The design of error handling in Go is interesting because they wanted to force people to actually handle errors by returning them as values, but then you as the programmer have to decide whether an error should be returned or a panic should be used.
It reminds me of the original intention of checked exceptions in Java: checked exceptions are for things you force the caller to handle, unchecked exceptions are for "you the programmer messed up". In reality checked exceptions are pretty unpopular and can't be used in many situations, so people fall back to unchecked exceptions.
If we equate unchecked exceptions with panics in Go, falling back to panics would be an anti-pattern in many cases.
NPEs in Java have become rarer and rarer recently with the introduction of records (to easily create immutable classes, which are easier to validate for null against). Plus JSpecify annotations get you null denotation that's almost as good as Kotlin's. Combine that with NullAway are you have compile time null safety. Go has nilaway [0]. One interesting thing about nilaway is that you don't null-annotate your code, it just detects nilness when you run nilaway. That makes nilaway a decent tool to get feedback right away, but it doesn't force you to document the intention behind parameters and fields for whether they are nullable or not, which I would argue is one of the advantages to null-annotating Java code with JSpecify.
But you don't have to handle errors in Go. With multi-return you just don't bother with the "err" value and happily proceed with whatever is in the first return position.
IMHO, only languages with exceptions or Sum types that encode that a return is either a value or an Err (but not both) actually do what Golang says it does (make you handle errors).

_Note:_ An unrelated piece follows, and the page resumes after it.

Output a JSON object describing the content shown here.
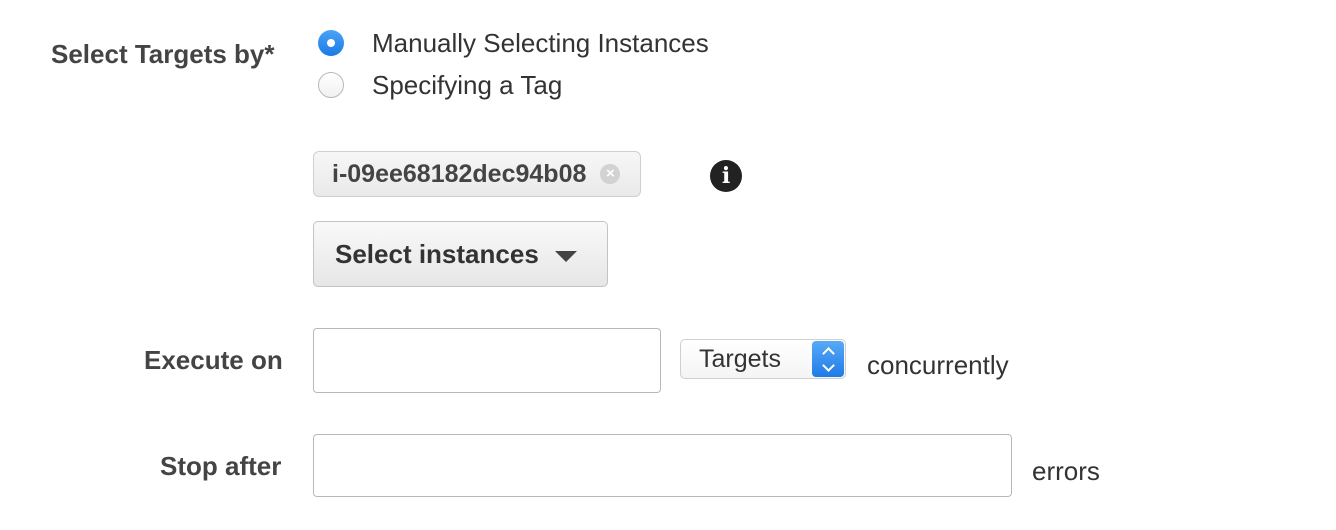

> NPEs in Java have become rarer and rarer recently with the introduction of records
While this is true, I think it goes back farther than that. NPEs became rarer since java.util.Optional and people taking the time to use JSR 305 nullability annotations. I do this on regular basis and haven’t seen NPEs in my work for ages now.
Because I’ve taken on projects with large Java codebases often written by people with poor code-design skills, I can say the single most frequent NPE offender I’ve seen was method bodies wrapped in: try { } catch {} return null.

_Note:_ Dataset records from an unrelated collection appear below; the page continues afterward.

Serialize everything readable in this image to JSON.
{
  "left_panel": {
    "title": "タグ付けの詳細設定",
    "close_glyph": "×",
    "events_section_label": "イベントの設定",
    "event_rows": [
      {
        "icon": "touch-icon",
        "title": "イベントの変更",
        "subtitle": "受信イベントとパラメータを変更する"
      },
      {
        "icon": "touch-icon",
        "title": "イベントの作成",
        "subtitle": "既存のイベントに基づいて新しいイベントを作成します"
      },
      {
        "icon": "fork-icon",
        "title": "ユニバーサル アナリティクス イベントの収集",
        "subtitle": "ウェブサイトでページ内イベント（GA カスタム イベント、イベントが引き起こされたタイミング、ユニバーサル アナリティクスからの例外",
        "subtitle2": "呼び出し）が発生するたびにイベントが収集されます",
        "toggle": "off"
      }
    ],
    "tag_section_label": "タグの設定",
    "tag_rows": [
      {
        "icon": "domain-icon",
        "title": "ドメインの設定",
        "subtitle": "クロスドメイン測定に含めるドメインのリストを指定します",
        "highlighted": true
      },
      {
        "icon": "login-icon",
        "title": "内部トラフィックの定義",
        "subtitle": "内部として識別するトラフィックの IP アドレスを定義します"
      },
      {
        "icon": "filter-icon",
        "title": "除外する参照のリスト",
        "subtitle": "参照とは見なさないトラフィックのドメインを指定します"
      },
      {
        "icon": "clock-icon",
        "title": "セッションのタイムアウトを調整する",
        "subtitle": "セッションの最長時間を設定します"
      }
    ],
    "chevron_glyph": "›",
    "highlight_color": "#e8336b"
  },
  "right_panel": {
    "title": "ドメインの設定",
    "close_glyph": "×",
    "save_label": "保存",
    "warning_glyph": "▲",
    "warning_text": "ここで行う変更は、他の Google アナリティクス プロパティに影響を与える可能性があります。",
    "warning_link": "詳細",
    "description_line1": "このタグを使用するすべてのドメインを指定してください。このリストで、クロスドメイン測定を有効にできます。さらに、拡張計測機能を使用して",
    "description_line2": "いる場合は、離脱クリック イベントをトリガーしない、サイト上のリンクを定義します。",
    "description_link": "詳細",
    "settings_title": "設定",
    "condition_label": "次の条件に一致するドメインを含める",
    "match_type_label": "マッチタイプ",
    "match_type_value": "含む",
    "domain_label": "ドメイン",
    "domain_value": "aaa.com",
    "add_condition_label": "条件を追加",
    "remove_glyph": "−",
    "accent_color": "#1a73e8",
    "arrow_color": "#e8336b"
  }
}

Modern language features like Kotlin’s non-null fields are nice, but I hold self-discipline just as important.
Oh yeah, I agree with you on all those points. I guess what I'm trying to say is I feel like modern Java pushes you towards writing null-safer code than something like Go. I don't see the same push in modern Go.
This blog post is a great reference for "when to actually handle the nil case in Go" (and I think these ideas can even be applied to other languages), but there's nothing pushing anyone towards doing it the correct way in Go other than a documented team coding standard or an AGENTS.md/SKILL.md file.

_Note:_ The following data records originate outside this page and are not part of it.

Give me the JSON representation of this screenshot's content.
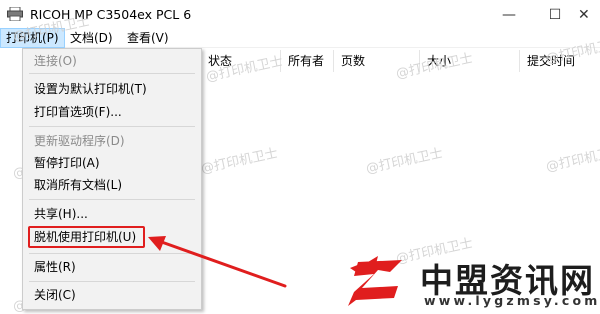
{
  "window": {
    "title": "RICOH MP C3504ex PCL 6",
    "icon": "printer-icon"
  },
  "menubar": {
    "items": [
      "打印机(P)",
      "文档(D)",
      "查看(V)"
    ]
  },
  "columns": [
    "状态",
    "所有者",
    "页数",
    "大小",
    "提交时间"
  ],
  "dropdown": {
    "items": [
      {
        "label": "连接(O)",
        "disabled": true
      },
      {
        "label": "设置为默认打印机(T)",
        "disabled": false
      },
      {
        "label": "打印首选项(F)...",
        "disabled": false
      },
      {
        "label": "更新驱动程序(D)",
        "disabled": true
      },
      {
        "label": "暂停打印(A)",
        "disabled": false
      },
      {
        "label": "取消所有文档(L)",
        "disabled": false
      },
      {
        "label": "共享(H)...",
        "disabled": false
      },
      {
        "label": "脱机使用打印机(U)",
        "disabled": false,
        "highlighted": true
      },
      {
        "label": "属性(R)",
        "disabled": false
      },
      {
        "label": "关闭(C)",
        "disabled": false
      }
    ]
  },
  "watermark_text": "@打印机卫士",
  "brand": {
    "name": "中盟资讯网",
    "url": "www.lygzmsy.com"
  },
  "colors": {
    "highlight": "#e01e1e",
    "menu_active": "#cce8ff"
  }
}
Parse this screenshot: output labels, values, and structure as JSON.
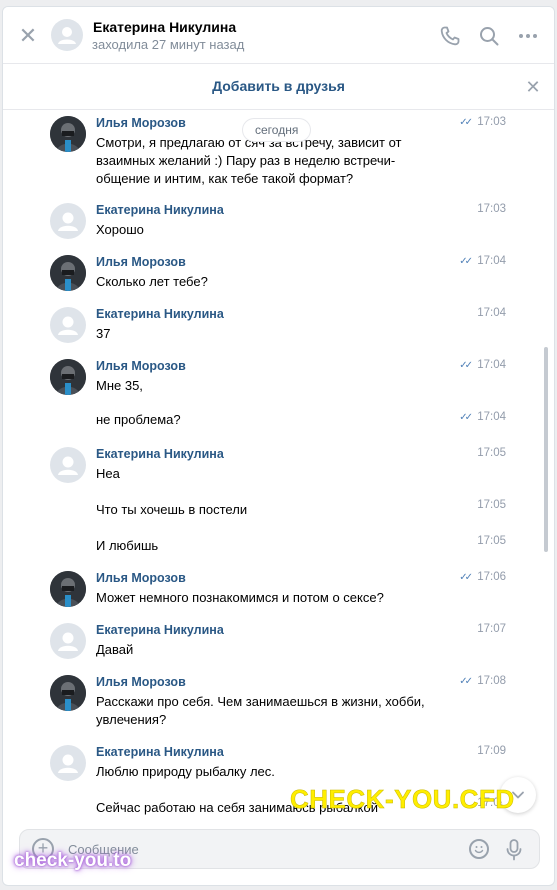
{
  "header": {
    "name": "Екатерина Никулина",
    "status": "заходила 27 минут назад"
  },
  "friend_bar": {
    "add_label": "Добавить в друзья"
  },
  "date_separator": "сегодня",
  "messages": [
    {
      "author": "Илья Морозов",
      "avatar": "ilya",
      "time": "17:03",
      "read": true,
      "text": "Смотри, я предлагаю от          сяч за встречу, зависит от взаимных желаний :) Пару раз в неделю встречи-общение и интим, как тебе такой формат?"
    },
    {
      "author": "Екатерина Никулина",
      "avatar": "kat",
      "time": "17:03",
      "read": false,
      "text": "Хорошо"
    },
    {
      "author": "Илья Морозов",
      "avatar": "ilya",
      "time": "17:04",
      "read": true,
      "text": "Сколько лет тебе?"
    },
    {
      "author": "Екатерина Никулина",
      "avatar": "kat",
      "time": "17:04",
      "read": false,
      "text": "37"
    },
    {
      "author": "Илья Морозов",
      "avatar": "ilya",
      "time": "17:04",
      "read": true,
      "text": "Мне 35,"
    },
    {
      "author": "",
      "avatar": "",
      "time": "17:04",
      "read": true,
      "text": "не проблема?"
    },
    {
      "author": "Екатерина Никулина",
      "avatar": "kat",
      "time": "17:05",
      "read": false,
      "text": "Неа"
    },
    {
      "author": "",
      "avatar": "",
      "time": "17:05",
      "read": false,
      "text": "Что ты хочешь в постели"
    },
    {
      "author": "",
      "avatar": "",
      "time": "17:05",
      "read": false,
      "text": "И любишь"
    },
    {
      "author": "Илья Морозов",
      "avatar": "ilya",
      "time": "17:06",
      "read": true,
      "text": "Может немного познакомимся и потом о сексе?"
    },
    {
      "author": "Екатерина Никулина",
      "avatar": "kat",
      "time": "17:07",
      "read": false,
      "text": "Давай"
    },
    {
      "author": "Илья Морозов",
      "avatar": "ilya",
      "time": "17:08",
      "read": true,
      "text": "Расскажи про себя. Чем занимаешься в жизни, хобби, увлечения?"
    },
    {
      "author": "Екатерина Никулина",
      "avatar": "kat",
      "time": "17:09",
      "read": false,
      "text": "Люблю природу рыбалку лес."
    },
    {
      "author": "",
      "avatar": "",
      "time": "17:09",
      "read": false,
      "text": "Сейчас работаю на себя занимаюсь рыбалкой"
    }
  ],
  "composer": {
    "placeholder": "Сообщение"
  },
  "watermarks": {
    "main": "CHECK-YOU.CFD",
    "corner": "check-you.to"
  },
  "colors": {
    "link": "#2a5885",
    "accent": "#5181b8",
    "muted": "#818c99",
    "watermark_main": "#ffee00"
  }
}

In older Java applications there's also nothing pushing developers towards "correct null handling." A legacy Java application has a bunch of POJOs with getters and setters where all the fields start as null. That's why I think using records+JSpecify+NullAway is incredibly powerful in a Java project. NullAway really forces you to correctly and fully null annotate your code.
Self-discipline is great but static analysis tools actually enforce doing something "the right way." Things slip through code review, but a failing pipeline has to be fixed before the merge can happen.
Kotlins nice, mutability in the collections and nullable types are nice but they still lack some form of checked error handling. I really wish they would have taken checked errors exceptions further and made them usable.